Moreover, abandoning departments like Bangla at the graduate level may have profound consequences for the nation’s collective psychology and cultural identity, with lasting implications for national belonging and our cultural standing in the world. A more productive alternative would be proper curricular revision combined with administrative restructuring. New humanities courses like Memory Studies, Partition Studies, Computational Linguistics, or Affect Studies, alongside graded ethnographic fieldwork, could be incorporated as part of curricular revision. Renaming departments to reflect broader disciplinary developments could also complement such reforms.
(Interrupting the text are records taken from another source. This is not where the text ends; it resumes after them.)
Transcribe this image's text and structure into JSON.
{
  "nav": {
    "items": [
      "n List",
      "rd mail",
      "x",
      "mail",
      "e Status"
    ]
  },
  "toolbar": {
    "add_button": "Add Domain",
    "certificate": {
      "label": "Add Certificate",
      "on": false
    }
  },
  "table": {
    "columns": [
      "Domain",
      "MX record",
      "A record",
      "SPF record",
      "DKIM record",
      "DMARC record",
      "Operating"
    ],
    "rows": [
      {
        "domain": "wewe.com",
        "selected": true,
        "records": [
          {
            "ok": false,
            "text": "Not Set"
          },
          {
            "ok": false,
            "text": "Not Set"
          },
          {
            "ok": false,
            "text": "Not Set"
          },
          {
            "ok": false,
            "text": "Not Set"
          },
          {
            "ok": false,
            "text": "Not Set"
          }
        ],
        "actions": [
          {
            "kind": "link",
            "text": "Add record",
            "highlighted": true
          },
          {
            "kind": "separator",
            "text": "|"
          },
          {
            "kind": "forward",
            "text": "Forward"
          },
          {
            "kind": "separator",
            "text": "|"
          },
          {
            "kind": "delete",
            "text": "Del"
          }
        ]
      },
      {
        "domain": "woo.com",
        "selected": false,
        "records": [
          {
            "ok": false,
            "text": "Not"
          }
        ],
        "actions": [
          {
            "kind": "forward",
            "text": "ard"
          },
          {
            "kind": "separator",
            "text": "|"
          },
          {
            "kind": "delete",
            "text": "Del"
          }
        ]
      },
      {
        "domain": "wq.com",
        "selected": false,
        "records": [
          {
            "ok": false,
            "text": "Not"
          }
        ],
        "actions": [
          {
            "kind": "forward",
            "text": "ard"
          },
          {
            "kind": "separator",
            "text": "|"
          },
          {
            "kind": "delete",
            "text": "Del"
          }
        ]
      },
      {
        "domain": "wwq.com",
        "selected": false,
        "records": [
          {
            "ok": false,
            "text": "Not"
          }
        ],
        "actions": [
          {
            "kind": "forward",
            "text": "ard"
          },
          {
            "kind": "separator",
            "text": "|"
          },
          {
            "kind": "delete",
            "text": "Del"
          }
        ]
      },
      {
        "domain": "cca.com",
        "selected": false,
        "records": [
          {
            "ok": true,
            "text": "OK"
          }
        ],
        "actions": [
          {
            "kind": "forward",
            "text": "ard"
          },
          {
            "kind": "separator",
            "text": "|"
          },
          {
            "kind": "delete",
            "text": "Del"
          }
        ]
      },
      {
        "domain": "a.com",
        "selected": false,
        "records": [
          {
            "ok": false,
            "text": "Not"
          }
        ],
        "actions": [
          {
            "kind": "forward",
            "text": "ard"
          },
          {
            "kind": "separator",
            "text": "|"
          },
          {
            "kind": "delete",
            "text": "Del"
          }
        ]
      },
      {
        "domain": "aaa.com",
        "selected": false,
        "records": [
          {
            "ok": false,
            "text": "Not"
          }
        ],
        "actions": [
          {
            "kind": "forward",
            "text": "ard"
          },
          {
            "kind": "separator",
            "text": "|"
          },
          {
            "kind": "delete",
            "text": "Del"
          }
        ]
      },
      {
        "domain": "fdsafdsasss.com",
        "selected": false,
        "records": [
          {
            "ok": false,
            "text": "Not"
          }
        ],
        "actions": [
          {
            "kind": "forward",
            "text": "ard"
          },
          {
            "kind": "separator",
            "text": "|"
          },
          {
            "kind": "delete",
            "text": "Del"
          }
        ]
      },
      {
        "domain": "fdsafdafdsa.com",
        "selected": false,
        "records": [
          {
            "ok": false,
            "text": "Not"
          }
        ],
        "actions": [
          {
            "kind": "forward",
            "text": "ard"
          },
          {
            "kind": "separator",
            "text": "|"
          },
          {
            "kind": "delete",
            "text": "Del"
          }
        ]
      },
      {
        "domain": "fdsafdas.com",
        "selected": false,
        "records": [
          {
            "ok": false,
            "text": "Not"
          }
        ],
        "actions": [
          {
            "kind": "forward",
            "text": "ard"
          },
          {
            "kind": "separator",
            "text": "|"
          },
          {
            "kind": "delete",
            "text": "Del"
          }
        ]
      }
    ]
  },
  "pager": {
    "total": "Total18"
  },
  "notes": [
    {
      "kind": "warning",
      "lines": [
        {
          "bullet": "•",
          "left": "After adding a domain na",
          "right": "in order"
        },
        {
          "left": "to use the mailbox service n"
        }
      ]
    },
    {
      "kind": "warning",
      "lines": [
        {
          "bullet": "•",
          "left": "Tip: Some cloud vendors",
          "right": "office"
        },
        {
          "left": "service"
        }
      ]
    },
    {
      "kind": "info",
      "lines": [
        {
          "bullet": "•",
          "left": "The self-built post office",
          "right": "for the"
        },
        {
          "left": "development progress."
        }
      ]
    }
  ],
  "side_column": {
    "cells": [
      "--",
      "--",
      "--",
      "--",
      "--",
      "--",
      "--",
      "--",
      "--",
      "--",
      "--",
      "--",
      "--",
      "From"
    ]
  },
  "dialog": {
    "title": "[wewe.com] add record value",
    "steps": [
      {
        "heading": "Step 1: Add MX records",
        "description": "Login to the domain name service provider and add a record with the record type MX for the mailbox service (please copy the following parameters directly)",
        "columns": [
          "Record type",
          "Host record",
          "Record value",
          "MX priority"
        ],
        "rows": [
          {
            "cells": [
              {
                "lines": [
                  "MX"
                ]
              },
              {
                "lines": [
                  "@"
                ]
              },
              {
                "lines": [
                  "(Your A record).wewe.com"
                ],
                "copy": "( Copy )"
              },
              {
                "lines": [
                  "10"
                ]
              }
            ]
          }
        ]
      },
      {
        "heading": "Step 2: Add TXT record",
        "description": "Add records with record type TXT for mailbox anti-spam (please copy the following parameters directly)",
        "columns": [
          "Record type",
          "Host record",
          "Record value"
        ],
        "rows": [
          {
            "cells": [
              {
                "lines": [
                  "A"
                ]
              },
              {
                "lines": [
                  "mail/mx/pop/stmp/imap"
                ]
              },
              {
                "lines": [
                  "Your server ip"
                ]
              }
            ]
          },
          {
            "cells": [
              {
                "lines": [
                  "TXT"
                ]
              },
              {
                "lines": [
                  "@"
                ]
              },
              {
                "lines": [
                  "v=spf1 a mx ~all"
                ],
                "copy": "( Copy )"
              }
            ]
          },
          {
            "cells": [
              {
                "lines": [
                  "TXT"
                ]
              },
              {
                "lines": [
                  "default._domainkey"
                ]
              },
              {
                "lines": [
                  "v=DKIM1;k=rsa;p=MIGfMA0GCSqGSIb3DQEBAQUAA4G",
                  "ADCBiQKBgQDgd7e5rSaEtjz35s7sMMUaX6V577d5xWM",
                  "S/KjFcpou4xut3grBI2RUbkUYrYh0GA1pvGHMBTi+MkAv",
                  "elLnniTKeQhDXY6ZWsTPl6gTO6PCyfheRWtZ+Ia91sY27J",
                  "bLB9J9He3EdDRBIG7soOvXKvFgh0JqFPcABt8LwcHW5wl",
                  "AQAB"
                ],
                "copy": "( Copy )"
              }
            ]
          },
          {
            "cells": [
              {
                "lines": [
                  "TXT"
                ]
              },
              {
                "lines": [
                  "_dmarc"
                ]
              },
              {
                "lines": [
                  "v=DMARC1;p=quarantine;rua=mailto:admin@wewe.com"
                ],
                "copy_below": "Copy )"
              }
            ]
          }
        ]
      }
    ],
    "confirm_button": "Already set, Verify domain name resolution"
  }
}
Additionally, social sciences faculties could open Schools of Language Studies in which language- and culture-based departments coexist as distinct units. Such restructuring would also ensure greater alignment with international disciplinary trends and practices. An example of multidisciplinary expertise can be drawn from Jahangirnagar University’s Bangla department, where a faculty member has excelled in conducting computational and data-driven research on Bangla and other ethnic languages.

I am not advocating the outright rejection of the neoliberal emphasis on employability in the fields of education. Rather, I am calling for cautious and context-sensitive education policymaking that reflects both global and local contexts without compromising the intellectual traditions of Bangladesh. The University Grants Commission (UGC) has a crucial role to play in assessing the structural and intellectual needs of universities before making any recommendations on establishing, merging, or restructuring academic units or revising state funding at the university level. Educationists and pedagogues must also be meaningfully consulted before any major restructuring is undertaken.

Ultimately, what higher education needs at this moment is not arbitrary adoption of market logic but a careful reassessment of global disciplinary trends, local labour-market realities, and the future direction of university curricula.

Kazi Ashraf Uddin is a doctoral researcher at UNSW Sydney, associate professor at Jahangirnagar University, and former faculty member at BRAC University.

Views expressed in this article are the author's own.